The device collects data, and for chains sends that information to corporate headquarters, where they see which locations do a better job of hand-washing.

It’s not as easy as it seems.

The company said that early on, 75% of employees fail the hand scan the first time. After a few weeks of training, however, that percentage drops to 5%.

“Most people are going to fail a scan,” Schindler said. “If you can’t smell it, feel it, taste it, you don’t know it’s there.”

“This elevates hand washing into a holistic part of the health-and-safety process,” she added.

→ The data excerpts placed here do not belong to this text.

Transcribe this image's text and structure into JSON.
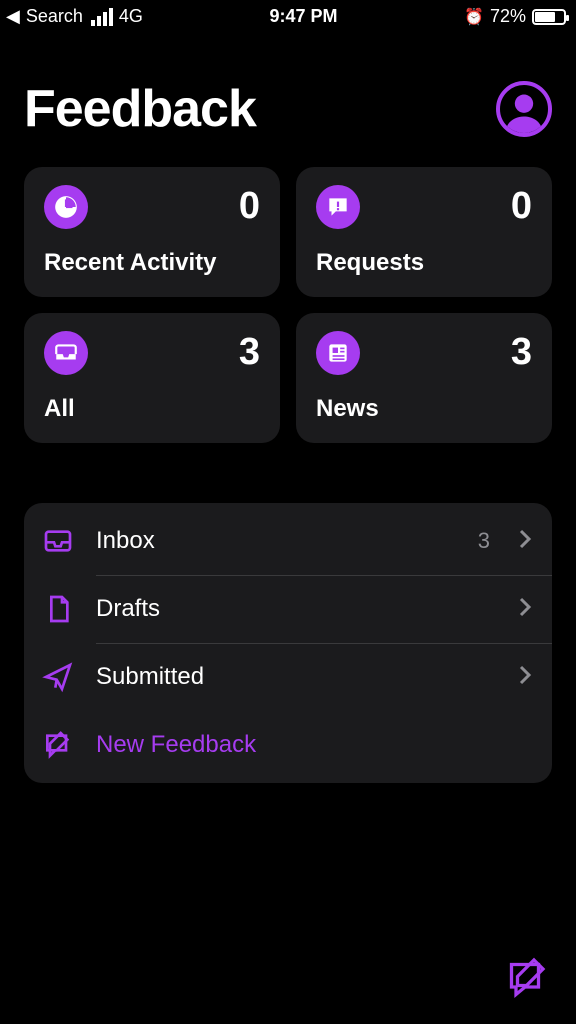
{
  "status_bar": {
    "back_label": "Search",
    "network_type": "4G",
    "time": "9:47 PM",
    "battery_pct": "72%",
    "battery_fill_pct": 72
  },
  "header": {
    "title": "Feedback"
  },
  "tiles": [
    {
      "icon": "clock",
      "count": "0",
      "label": "Recent Activity"
    },
    {
      "icon": "alert",
      "count": "0",
      "label": "Requests"
    },
    {
      "icon": "tray",
      "count": "3",
      "label": "All"
    },
    {
      "icon": "news",
      "count": "3",
      "label": "News"
    }
  ],
  "list": {
    "items": [
      {
        "icon": "inbox",
        "label": "Inbox",
        "count": "3",
        "chevron": true,
        "accent": false
      },
      {
        "icon": "document",
        "label": "Drafts",
        "count": "",
        "chevron": true,
        "accent": false
      },
      {
        "icon": "paperplane",
        "label": "Submitted",
        "count": "",
        "chevron": true,
        "accent": false
      },
      {
        "icon": "compose",
        "label": "New Feedback",
        "count": "",
        "chevron": false,
        "accent": true
      }
    ]
  }
}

But this is also an era in which technology is being used to simplify all kinds of processes in the restaurant, to both improve results and increase efficiency. And given the recent pandemic, it was probably inevitable that tech companies would take their shot at digitizing health processes.

So, PathSpot is now expanding its offerings to include digitized health and safety procedures. The company will now offer restaurant companies tools to ensure that food isn’t on the shelf too long, that cooling is done correctly, that storage temperatures are right and other issues.

The idea is to simplify those processes to ensure they get done while providing companies with tools to determine the restaurants that perform better on the health and safety front. “We’re giving team members tools that not only enhance safety, it amplifies it across the board," she noted.

The pandemic focused considerable attention on the importance of health and safety on the restaurant business, both among consumers and workers. Employees are often the ones demanding these tools because, after all, most of them would prefer not getting sick.

And there are some real benefits in improving the effectiveness of health and safety protocols. There are fewer callouts if workers are getting sick less often. But a foodborne illness outbreak or a failed health audit can have a major impact on a restaurant.

There are also other benefits, too.

“The big risk is a failed audit, a shutdown store, an outbreak or customer and employee complaints, and we’re committed to eliminating the big risk,” Schindler said. “But there are so many [return-on-investment] components to this, the largest being labor. The labor going into this is honestly astronomical.”

And then there is consumer demand. Customers want their restaurants to be cleaner, and in a post-pandemic environment they are demanding it.

“Cleanliness is the new ambiance,” Schindler said. "People are looking for and having an expectation of cleanliness for any sort of business.”